Ignorance is a hunger, and God satisfies it with the truth, the knowledge of Him, and the intricate wonders of His world. Meaninglessness is a hunger, and God satisfies it with a deep sense of purpose in our lives. Lowliness is a hunger, and God satisfies it with the intimate companionship of family, and friends. Fear is a hunger, and God satisfies it with the security of salvation, the sure knowledge that nothing that can ever happen to us, no matter how frightening, not even death itself can ever be anything more than a temporary inconvenience.

So many hungers, so many needs in us, and not a one left unanswered. The hunger for freedom, for involvement, for beauty, perhaps one of our deepest and most unrecognized hungers... and to each God responds with a range of opportunities for personal growth limited only by our imagination. Daily opportunities to become a part of one another's lives, opportunities to grow in a sense of awe at the power, the beauty of creation, opportunities to grow in the ability to be caught up in thought, in dreams, in laugher, in tears.

The hunger for food, and the way in which God satisfies that, is obvious.

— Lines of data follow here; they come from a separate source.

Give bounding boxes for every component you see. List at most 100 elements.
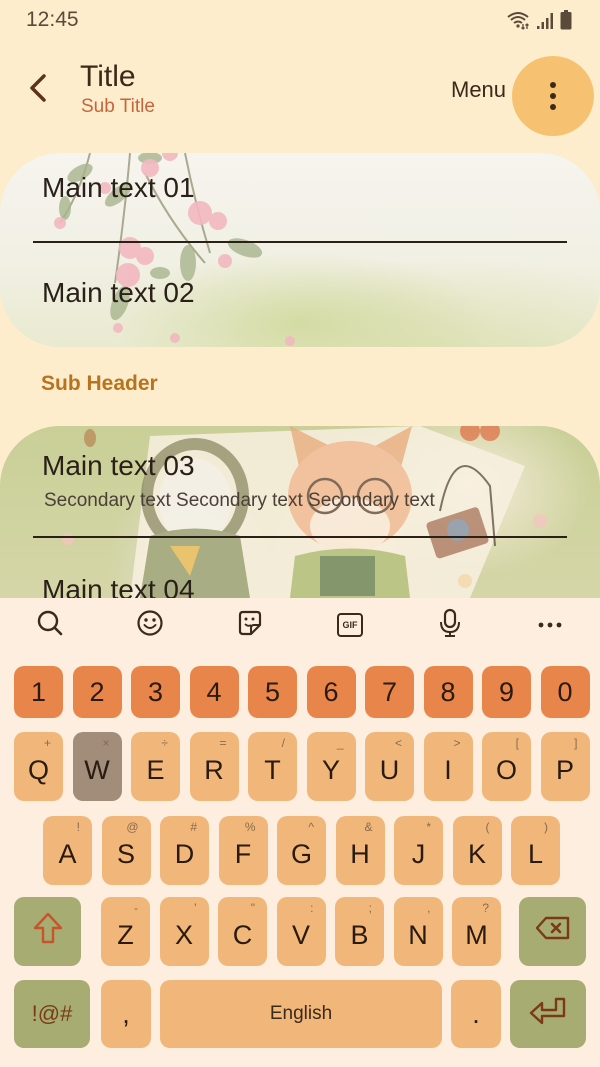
key-secondary-symbol: _ [336, 736, 344, 750]
key-9[interactable]: 9 [482, 666, 531, 718]
keyboard-search-button[interactable] [32, 608, 68, 642]
key-secondary-symbol: : [310, 901, 314, 915]
shift-icon [31, 911, 65, 952]
key-label: J [411, 839, 426, 869]
list-card-2: Main text 03 Secondary text Secondary te… [0, 426, 600, 598]
key-secondary-symbol: / [281, 736, 285, 750]
space-key[interactable]: English [160, 980, 442, 1048]
key-secondary-symbol: ; [368, 901, 372, 915]
key-y[interactable]: _ Y [306, 732, 356, 801]
key-label: 5 [264, 676, 281, 707]
key-secondary-symbol: ] [574, 736, 578, 750]
key-1[interactable]: 1 [14, 666, 63, 718]
key-s[interactable]: @ S [101, 816, 151, 885]
key-secondary-symbol: # [190, 820, 197, 834]
key-secondary-symbol: < [394, 736, 402, 750]
key-secondary-symbol: ! [76, 820, 80, 834]
page-subtitle: Sub Title [81, 96, 155, 117]
key-x[interactable]: ' X [159, 897, 209, 966]
back-button[interactable] [20, 70, 56, 110]
microphone-icon [438, 608, 462, 643]
key-a[interactable]: ! A [43, 816, 92, 885]
period-key[interactable]: . [451, 980, 501, 1048]
key-g[interactable]: ^ G [277, 816, 326, 885]
list-item[interactable]: Main text 01 [0, 153, 600, 241]
key-6[interactable]: 6 [306, 666, 356, 718]
key-p[interactable]: ] P [540, 732, 590, 801]
menu-button[interactable]: Menu [451, 77, 506, 103]
key-4[interactable]: 4 [189, 666, 239, 718]
chevron-left-icon [27, 73, 49, 108]
keyboard-gif-button[interactable]: GIF [332, 608, 368, 642]
key-label: D [174, 839, 195, 869]
key-label: 2 [89, 676, 105, 707]
status-bar: 12:45 [0, 0, 600, 42]
key-n[interactable]: ,N [393, 897, 443, 966]
backspace-key[interactable] [519, 897, 586, 966]
key-m[interactable]: ? M [452, 897, 501, 966]
more-vertical-icon [550, 82, 556, 110]
key-r[interactable]: = R [189, 732, 239, 801]
key-7[interactable]: 7 [365, 666, 414, 718]
key-secondary-symbol: ÷ [161, 736, 168, 750]
list-card-1: Main text 01 Main text 02 [0, 153, 600, 347]
shift-key[interactable] [14, 897, 81, 966]
key-o[interactable]: [O [482, 732, 531, 801]
list-item[interactable]: Main text 02 [0, 243, 600, 347]
key-label: K [467, 839, 486, 869]
key-label: 0 [557, 676, 573, 707]
key-h[interactable]: & H [335, 816, 385, 885]
key-l[interactable]: ) L [511, 816, 560, 885]
list-item[interactable]: Main text 04 [0, 538, 600, 598]
key-secondary-symbol: ) [544, 820, 548, 834]
key-label: N [408, 920, 428, 950]
key-c[interactable]: " C [218, 897, 267, 966]
keyboard-emoji-button[interactable] [132, 608, 168, 642]
more-options-button[interactable] [512, 56, 594, 136]
key-q[interactable]: + Q [14, 732, 63, 801]
key-f[interactable]: % F [218, 816, 268, 885]
key-0[interactable]: 0 [540, 666, 590, 718]
key-8[interactable]: 8 [423, 666, 473, 718]
key-2[interactable]: 2 [72, 666, 122, 718]
key-z[interactable]: -Z [101, 897, 150, 966]
key-label: O [495, 755, 517, 785]
comma-key[interactable]: , [101, 980, 151, 1048]
key-5[interactable]: 5 [248, 666, 297, 718]
list-item-main-text: Main text 01 [42, 172, 195, 203]
key-label: B [350, 920, 369, 950]
key-u[interactable]: < U [365, 732, 414, 801]
period-key-label: . [472, 998, 480, 1029]
enter-key[interactable] [510, 980, 586, 1048]
sub-header: Sub Header [41, 372, 158, 395]
key-secondary-symbol: × [102, 736, 110, 750]
key-3[interactable]: 3 [131, 666, 180, 718]
key-label: W [84, 755, 110, 785]
key-secondary-symbol: % [244, 820, 256, 834]
key-secondary-symbol: ? [482, 901, 489, 915]
key-i[interactable]: > I [423, 732, 473, 801]
key-secondary-symbol: , [427, 901, 431, 915]
list-item-main-text: Main text 03 [42, 450, 195, 481]
status-time: 12:45 [26, 8, 79, 31]
key-b[interactable]: ; B [335, 897, 384, 966]
key-w[interactable]: × W [72, 732, 122, 801]
key-e[interactable]: ÷ E [131, 732, 180, 801]
keyboard-voice-button[interactable] [432, 608, 468, 642]
key-v[interactable]: :V [276, 897, 326, 966]
emoji-icon [136, 609, 164, 642]
list-item-main-text: Main text 02 [42, 277, 195, 308]
key-j[interactable]: * J [394, 816, 443, 885]
key-d[interactable]: # D [160, 816, 209, 885]
key-label: X [174, 920, 193, 950]
keyboard-more-button[interactable] [532, 608, 568, 642]
backspace-icon [535, 916, 571, 947]
symbols-key[interactable]: !@# [14, 980, 90, 1048]
comma-key-label: , [122, 998, 130, 1029]
key-k[interactable]: (K [452, 816, 502, 885]
key-label: 4 [206, 676, 222, 707]
key-label: 3 [147, 676, 164, 707]
keyboard-sticker-button[interactable] [232, 608, 268, 642]
list-item[interactable]: Main text 03 Secondary text Secondary te… [0, 426, 600, 536]
key-t[interactable]: / T [248, 732, 297, 801]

We don't have search very hard, it takes no great sensitivity on our part to be impressed with the abundance of that gift. But perhaps we do need to look a bit harder, to become a bit more sensitive to the way in which He satisfies these other hungers. Perhaps we do, from time to time, really allow ourselves to become so taken up with our experience of need, that we simply don't ever look up, look around us, and see with what goodness God has offered to answer that need. After all, even the gift of food needs to be harvested before it can fill us. We have to reach out and pick it up, we have to go to where it is. No one would be foolish enough to simply sit in one spot, and expect the harvest to come in on its own, and then blame God when it doesn't. So too with every other good thing He offers us. If there is any way at all in which we are still hungry, perhaps it is just because we haven't yet made the effort to take in the harvest. Sometimes that harvest is difficult. Sometimes it takes patience and perseverance before we can fill ourselves with God's gifts. But most of the time it isn't. Most of the time the goodness of God in satisfying our hungers is pretty obvious, as obvious as a field of wheat. All we need to do is look around us, recognize it, and accept it, gratefully.

So this morning, at this celebration of goodness, let us resolve to do just that. Let us began again, more strongly than ever, to actively seek out that goodness, and center our lives around it. In things, in people, in ourselves, all around us, there is an infinite wealth of wisdom, and beauty, and virtue, far more than enough to satisfy any hunger we may ever feel. It has all been given to us. Our lives are a series of rich harvests. Christ's promise is not an empty one. Ask for what you need, and that need will be filled, freely, in full measure, till your cup overflows.

Homily preached at a Mass celebrated in a farm field on 28 September 1986.